Deep flow paths in VMS systems: Porosity and permeability of epidosite alteration in the Semail ophiolite, Oman

The classic model of hydrothermal alteration of the upper oceanic crust identifies epidosites (basalts altered to epidote + quartz + titanite ± Fe-oxides) as markers of discharging hydrothermal fluid. Epidosites are depleted in metals and therefore they have been proposed as sources for the metals in volcanogenic massive sulfide deposits. However, this model is challenged by recent observations in ophiolites. One way to test the model is by reactive-transport simulations of the alteration. In preparation for this we report new observations of flow paths and of the porosity and permeability of epidosites and their precursor rocks in the Semail ophiolite Oman.

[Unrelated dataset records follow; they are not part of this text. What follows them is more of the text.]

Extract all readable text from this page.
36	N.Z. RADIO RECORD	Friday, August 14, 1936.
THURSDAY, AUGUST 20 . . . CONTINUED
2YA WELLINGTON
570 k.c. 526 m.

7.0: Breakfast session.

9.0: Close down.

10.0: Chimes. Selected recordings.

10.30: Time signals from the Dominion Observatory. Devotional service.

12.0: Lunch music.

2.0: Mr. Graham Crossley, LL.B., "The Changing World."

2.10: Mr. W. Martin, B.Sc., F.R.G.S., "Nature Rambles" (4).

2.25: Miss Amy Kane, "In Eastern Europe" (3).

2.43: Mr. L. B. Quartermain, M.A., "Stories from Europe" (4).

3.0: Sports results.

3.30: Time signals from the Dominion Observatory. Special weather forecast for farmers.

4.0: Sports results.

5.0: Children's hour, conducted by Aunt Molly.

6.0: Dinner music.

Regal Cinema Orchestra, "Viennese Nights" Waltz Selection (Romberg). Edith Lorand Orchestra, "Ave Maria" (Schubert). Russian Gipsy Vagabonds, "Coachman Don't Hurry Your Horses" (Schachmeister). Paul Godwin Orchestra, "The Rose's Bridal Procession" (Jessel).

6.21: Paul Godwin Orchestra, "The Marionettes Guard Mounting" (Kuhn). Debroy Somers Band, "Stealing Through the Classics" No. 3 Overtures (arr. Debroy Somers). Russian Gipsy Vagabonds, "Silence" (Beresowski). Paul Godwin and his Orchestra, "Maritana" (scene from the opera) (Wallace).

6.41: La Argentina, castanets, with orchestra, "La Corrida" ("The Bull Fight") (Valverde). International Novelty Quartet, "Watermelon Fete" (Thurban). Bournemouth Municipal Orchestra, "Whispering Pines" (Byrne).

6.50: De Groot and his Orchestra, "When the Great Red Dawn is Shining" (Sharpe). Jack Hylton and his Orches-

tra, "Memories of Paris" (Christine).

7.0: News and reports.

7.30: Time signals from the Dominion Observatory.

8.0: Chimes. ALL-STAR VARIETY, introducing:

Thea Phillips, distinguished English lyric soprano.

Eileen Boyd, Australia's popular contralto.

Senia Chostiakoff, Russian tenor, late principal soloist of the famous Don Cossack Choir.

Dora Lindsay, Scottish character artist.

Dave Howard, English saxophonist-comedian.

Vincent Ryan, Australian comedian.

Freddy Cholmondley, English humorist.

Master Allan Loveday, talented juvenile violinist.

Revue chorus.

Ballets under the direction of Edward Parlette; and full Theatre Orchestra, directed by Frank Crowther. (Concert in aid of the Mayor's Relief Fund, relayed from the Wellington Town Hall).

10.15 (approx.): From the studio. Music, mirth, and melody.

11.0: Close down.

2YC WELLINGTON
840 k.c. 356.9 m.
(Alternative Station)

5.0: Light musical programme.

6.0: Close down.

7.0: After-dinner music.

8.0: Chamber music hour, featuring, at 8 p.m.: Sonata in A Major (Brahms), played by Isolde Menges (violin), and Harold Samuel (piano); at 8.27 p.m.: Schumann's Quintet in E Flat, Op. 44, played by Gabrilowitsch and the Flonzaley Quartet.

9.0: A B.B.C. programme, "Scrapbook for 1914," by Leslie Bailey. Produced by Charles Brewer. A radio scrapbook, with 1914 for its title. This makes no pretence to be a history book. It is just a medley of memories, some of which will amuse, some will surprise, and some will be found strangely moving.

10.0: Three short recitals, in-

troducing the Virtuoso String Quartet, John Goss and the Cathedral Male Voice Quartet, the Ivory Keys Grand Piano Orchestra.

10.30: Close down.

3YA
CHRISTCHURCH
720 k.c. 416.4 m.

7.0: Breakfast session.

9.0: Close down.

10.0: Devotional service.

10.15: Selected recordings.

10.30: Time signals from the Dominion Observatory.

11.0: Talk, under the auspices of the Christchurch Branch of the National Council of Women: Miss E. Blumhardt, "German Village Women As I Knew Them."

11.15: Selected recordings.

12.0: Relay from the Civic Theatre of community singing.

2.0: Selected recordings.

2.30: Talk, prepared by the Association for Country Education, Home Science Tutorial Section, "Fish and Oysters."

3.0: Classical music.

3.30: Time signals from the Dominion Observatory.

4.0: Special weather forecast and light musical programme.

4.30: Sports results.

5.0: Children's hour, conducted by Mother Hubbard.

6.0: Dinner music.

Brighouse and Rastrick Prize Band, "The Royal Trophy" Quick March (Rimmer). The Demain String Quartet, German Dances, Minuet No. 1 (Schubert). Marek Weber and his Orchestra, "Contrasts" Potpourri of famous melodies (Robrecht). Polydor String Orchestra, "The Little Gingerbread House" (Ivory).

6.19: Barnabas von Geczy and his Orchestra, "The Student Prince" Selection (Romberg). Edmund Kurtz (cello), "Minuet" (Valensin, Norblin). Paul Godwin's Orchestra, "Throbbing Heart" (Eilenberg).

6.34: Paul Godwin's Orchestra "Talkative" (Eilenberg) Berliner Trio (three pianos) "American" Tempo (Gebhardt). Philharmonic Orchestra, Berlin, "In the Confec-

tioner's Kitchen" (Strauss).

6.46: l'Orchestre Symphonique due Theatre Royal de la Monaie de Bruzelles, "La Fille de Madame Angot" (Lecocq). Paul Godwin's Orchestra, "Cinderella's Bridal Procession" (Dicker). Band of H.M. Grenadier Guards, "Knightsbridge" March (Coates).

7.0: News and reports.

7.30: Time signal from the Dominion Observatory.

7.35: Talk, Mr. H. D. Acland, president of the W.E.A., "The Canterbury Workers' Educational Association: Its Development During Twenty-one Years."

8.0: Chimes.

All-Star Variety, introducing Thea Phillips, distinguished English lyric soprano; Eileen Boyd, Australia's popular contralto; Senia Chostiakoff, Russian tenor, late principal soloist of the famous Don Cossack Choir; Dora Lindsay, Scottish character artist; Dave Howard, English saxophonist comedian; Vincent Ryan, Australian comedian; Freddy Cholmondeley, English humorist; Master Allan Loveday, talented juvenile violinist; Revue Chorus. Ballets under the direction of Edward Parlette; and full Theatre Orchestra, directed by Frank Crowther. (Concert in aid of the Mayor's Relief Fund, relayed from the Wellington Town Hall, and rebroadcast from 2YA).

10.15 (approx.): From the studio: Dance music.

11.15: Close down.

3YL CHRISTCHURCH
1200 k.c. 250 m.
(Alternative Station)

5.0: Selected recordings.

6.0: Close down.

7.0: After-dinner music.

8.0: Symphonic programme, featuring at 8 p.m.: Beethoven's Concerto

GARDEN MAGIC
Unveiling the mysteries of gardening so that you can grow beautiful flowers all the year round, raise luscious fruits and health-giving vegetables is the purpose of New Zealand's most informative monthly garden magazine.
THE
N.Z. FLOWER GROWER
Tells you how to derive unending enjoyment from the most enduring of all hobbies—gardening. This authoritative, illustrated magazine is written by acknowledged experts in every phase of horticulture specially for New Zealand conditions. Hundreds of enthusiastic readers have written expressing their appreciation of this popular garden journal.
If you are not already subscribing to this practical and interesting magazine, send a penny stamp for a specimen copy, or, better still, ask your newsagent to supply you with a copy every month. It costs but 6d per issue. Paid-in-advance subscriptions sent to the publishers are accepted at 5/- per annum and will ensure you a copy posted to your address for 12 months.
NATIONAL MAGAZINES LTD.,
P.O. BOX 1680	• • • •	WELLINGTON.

We have found that discharge through the layer of pillow lavas is not controlled by fractures or faults but rather occurs via pervasive rock-matrix flow. Interpillow hyaloclastite is first altered to epidosite, followed by the cores of pillows and then by the rims of pillows. Our measurements show that the metasomatism leading to epidotisation of pillow lavas increases their connected porosity by 4–10 vol.% and it increases their permeability by 1–3 orders of magnitude. Thus, enhancement of permeability by epidotisation enables self-propagation of the discharging fluid through the extrusive oceanic crust.